A la différence de la peau animale, bio-imprimée ou développée en laboratoire, le modèle de tissus de Genoskin contient de la vraie peau humaine vivante, permettant d’étudier la toxicité et l’efficacité des médicaments et composés sur un modèle aussi proche que possible de la peau humaine in vivo.

 
« Les essais sur les animaux sont inefficaces, longs, coûteux et de plus en plus mal perçus du grand public. Notre technologie marque un tournant dans ce domaine. Nos modèles de peau humaine permettent de contourner tous ces problèmes, tout en éliminant l’obstacle majeur de la différence entre tissus animaux et humains en matière d’efficacité et de toxicité », explique Pascal Descargues, fondateur et PDG de Genoskin. « Nos modèles de peau aident les organismes de recherche et les entreprises pharmaceutiques, cosmétiques et chimiques à obtenir des résultats plus prédictifs et à réduire ainsi leurs coûts de R&D. »

De plus en plus de pays interdisent l’expérimentation animale pour les produits cosmétiques, par exemple au sein de l’Union Européenne et en Inde. Aux États-Unis, les tests réalisés sur des animaux sont de plus en plus controversés. En outre, comme les tissus animaux diffèrent des tissus humains sur de nombreux points, la majorité des médicaments validés chez l’animal au cours d’études pré-cliniques ne sera jamais commercialisée (1)(2), principalement en raison de problèmes de toxicité et d’efficacité chez l’homme.

Le marché mondial des essais de toxicologie in vitro devrait atteindre €24,4 Mds d’ici 2021, soit une croissance de 14% par rapport à 2016 (3). Le marché pharmaceutique global est dominé par les États-Unis, et estimé à €303,3M, soit environ 40% du revenu mondial du secteur.

« Le marché américain est d’une importance capitale pour nous », ajoute Pascal Descargues. « Nous comptons déjà des clients en Amérique du Nord et nos ventes dans cette région ont représenté 30% du chiffre d’affaires global de la société en 2016. Nous sommes ravis de pouvoir mettre en place un nouveau centre de production aux États-Unis en 2018. »

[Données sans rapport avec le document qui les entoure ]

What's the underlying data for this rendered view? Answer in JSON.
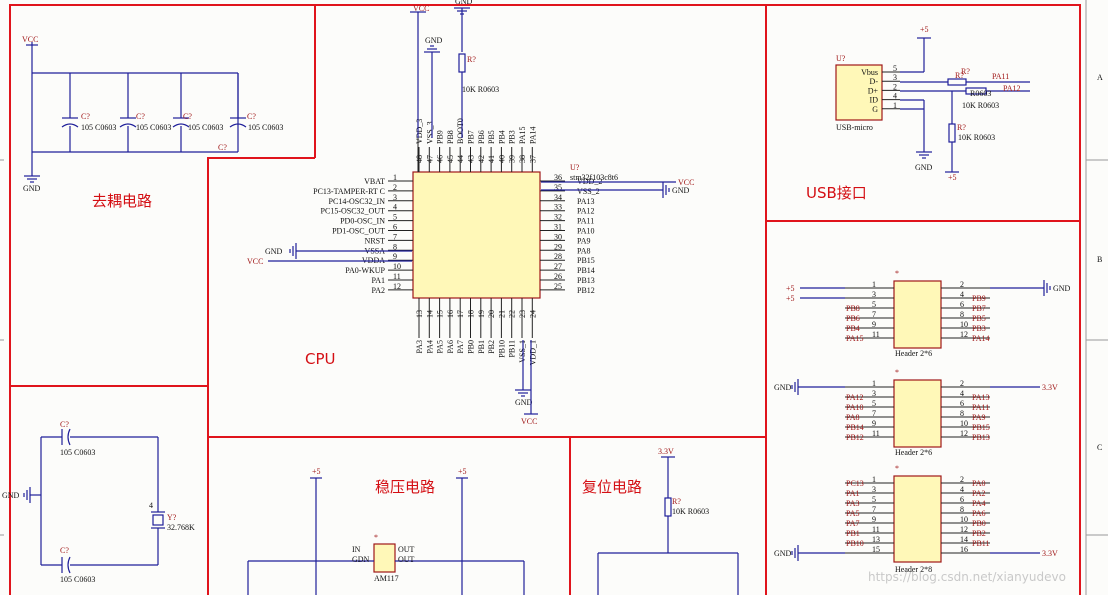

La nouvelle unité de production de Genoskin sera située à Boston, l’un des plus grands centres de biotechnologies au monde, un environnement idéal où l’entreprise pourra accélérer son développement. En outre, l’unité de production locale permettra aux clients américains de profiter pleinement de la durée de vie et des avantages du produit. En effet, ils ne seront plus soumis aux procédures des douanes, de la FDA et/ou de la USDA, qui s’appliquent lors de l’entrée d’échantillons de peau humaine sur le sol américain.

Les modèles de Genoskin sont protégés par un brevet américain. A ce jour, il n’existe aucun modèle de peau équivalent sur le marché américain. La société a lancé une levée de fonds et est disponible pour des collaborations industrielles, financières et académiques en vue d’accélérer son expansion aux Etats-Unis.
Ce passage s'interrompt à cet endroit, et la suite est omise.